Quando incontro famiglie con figli sereni, solidi, affettuosi e realizzati, mi piace conversare con i genitori e i loro figli e sentire che cosa ha funzionato, in un mondo che è oggi un frullatore di famiglie. Da un lato ci vogliono certezze affettive: papà e mamma, anche separati, che diano la sicurezza di esserci e di amare il loro bambino, seppur con vite professionali impegnative. Che trovino il tempo di ascoltarli, con le antenne del cuore ben accese, e di accompagnarli a scuola, conversando e tenendo il cellulare spento; di fare sport insieme, che sia la bicicletta, il nuoto o la montagna. Genitori che, comunque vadano le cose, non usano i figli come proiettili nelle loro battaglie personali. E che mantengono un sostanziale rispetto tra loro, specialmente quando sono con i figli o cercano di scegliere insieme il meglio per il loro futuro.

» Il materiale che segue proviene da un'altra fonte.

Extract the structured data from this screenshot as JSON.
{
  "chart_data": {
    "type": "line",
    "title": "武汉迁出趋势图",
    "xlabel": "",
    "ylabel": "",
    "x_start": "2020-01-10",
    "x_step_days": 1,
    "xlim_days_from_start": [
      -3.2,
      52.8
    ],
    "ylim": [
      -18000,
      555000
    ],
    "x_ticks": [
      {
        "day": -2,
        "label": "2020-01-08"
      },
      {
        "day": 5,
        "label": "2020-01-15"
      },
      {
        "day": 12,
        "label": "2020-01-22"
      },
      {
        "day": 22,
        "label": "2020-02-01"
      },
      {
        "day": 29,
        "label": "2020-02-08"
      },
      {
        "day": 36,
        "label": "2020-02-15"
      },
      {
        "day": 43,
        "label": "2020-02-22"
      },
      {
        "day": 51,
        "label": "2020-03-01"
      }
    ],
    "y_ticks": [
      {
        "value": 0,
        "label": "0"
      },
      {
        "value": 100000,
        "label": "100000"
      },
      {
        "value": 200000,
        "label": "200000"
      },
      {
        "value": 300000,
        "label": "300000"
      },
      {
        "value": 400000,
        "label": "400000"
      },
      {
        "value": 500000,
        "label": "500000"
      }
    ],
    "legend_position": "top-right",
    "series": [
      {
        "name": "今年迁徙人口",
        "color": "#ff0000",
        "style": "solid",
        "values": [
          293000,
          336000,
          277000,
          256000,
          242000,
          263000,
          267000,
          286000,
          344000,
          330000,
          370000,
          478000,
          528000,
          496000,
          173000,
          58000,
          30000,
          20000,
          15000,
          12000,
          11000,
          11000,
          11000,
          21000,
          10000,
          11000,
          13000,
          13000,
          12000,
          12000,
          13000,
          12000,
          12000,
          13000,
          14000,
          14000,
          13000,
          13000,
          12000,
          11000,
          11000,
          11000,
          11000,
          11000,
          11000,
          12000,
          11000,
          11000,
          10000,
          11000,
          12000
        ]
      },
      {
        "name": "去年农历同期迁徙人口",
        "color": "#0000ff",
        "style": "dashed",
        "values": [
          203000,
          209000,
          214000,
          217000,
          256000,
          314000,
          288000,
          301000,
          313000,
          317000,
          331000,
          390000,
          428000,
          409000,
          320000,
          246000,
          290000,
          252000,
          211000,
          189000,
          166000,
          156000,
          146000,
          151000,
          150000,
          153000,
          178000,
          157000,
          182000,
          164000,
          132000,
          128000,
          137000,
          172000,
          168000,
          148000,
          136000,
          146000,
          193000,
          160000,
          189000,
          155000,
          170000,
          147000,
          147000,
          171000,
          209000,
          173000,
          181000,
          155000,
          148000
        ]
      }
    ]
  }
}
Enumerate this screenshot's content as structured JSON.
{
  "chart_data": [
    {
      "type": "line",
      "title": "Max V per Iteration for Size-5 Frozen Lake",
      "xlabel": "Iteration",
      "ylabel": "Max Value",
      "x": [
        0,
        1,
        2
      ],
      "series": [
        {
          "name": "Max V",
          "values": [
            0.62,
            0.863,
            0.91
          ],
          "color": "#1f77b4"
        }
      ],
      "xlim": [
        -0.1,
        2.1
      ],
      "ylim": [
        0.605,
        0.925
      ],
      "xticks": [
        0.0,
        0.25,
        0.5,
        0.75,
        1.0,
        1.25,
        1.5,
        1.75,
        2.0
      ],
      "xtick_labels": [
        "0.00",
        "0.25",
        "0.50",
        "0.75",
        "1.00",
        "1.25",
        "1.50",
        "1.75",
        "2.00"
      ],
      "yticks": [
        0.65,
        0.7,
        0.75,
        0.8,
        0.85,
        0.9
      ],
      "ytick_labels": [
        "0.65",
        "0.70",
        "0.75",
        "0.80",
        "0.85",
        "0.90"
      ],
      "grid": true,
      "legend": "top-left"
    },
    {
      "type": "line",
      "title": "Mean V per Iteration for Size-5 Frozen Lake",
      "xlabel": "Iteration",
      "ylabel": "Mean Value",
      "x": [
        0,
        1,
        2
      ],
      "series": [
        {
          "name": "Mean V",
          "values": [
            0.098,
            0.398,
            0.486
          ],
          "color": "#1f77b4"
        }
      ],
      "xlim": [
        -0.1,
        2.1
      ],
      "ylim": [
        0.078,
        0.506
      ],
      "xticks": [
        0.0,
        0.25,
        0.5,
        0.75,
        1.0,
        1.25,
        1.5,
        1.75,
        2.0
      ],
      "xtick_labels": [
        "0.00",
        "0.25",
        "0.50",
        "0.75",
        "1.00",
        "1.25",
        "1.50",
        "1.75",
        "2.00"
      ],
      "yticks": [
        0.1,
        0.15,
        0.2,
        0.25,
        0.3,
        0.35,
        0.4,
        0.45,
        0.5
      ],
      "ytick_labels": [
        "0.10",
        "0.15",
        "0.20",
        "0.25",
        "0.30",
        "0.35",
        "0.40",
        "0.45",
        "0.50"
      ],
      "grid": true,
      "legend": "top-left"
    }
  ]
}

Rispetto: ecco un comportamento cardinale dei rapporti umani, familiari in primis. Non sempre facile da mantenere, ma degno di essere la Stella del Nord di ogni rapporto significativo. «Respect is the hardest challenge», il rispetto è la sfida più dura. Questo sul lato luminoso del rapporto genitori e figli. E sul lato oscuro, difficile, a volte conflittuale, qual è il segreto di figli ben riusciti? Ho trovato interessanti più di tutto i “cinque no non negoziabili”, espressi da Colleghi di Paesi remoti tra loro per cultura e tradizioni: Francia, Irlanda, Lettonia, Messico, Ucraina. «Mia moglie si è dedicata alle nostre figlie. Non è stato semplice, soprattutto con la prima, con cui ci capiamo al volo ma che è molto tosta. Brava a scuola, l’abbiamo incoraggiata nello sport per far esprimere la sua esuberante energia in modo sano. In casa nostra, le ho detto, su cinque cose il “no” non è negoziabile: niente alcol, droghe e fumo, niente piercing e tattoo fino ai 18 anni. Farai quello che vuoi quando sarai più grande e autonoma. Punto. Queste sono le regole». «In realtà – aggiunge – le discussioni ci sono state, eccome, ma mia moglie e io eravamo un fronte unito. Oggi Scarlett ha un lavoro che la entusiasma, un ragazzo che la adora ed è una giovane donna felice. E con noi genitori ha un rapporto bellissimo». L’ho conosciuta. Confermo.
Ho ritrovato questo stile educativo in tante altre famiglie. Un Collega, separato da anni, mi ha fatto leggere il messaggio inviatogli dalla figlia, oggi ventottenne, con un bel lavoro nella moda a Parigi, il giorno del compleanno («Non credere che lo faccia vedere a tutti, anzi, solo a te, ma questa conversazione sui figli mi ha preso molto»). Una figlia, unica, con cui lo scontro su alcol e tattoo era stato, a suo dire, veramente duro. Scriveva la ragazza: «Caro Papà, abbiamo avuto momenti molto tesi, per la mia passione per i tattoo. Solo adesso capisco cosa vuol dire avere una pelle intatta e il cervello sano. Ho capito che sarebbe stato più facile per te dirmi di sì. E che mi hai dimostrato di volermi bene, proprio perché hai avuto il coraggio e la forza di dirmi di no. Ho avuto bisogno di anni, per capirlo… (cuoricini). Perdonami. Buon compleanno Papà, con tutto il mio affetto». Amore sì, ma anche il coraggio di dare le regole, e saper dire di no. Nel rispetto reciproco.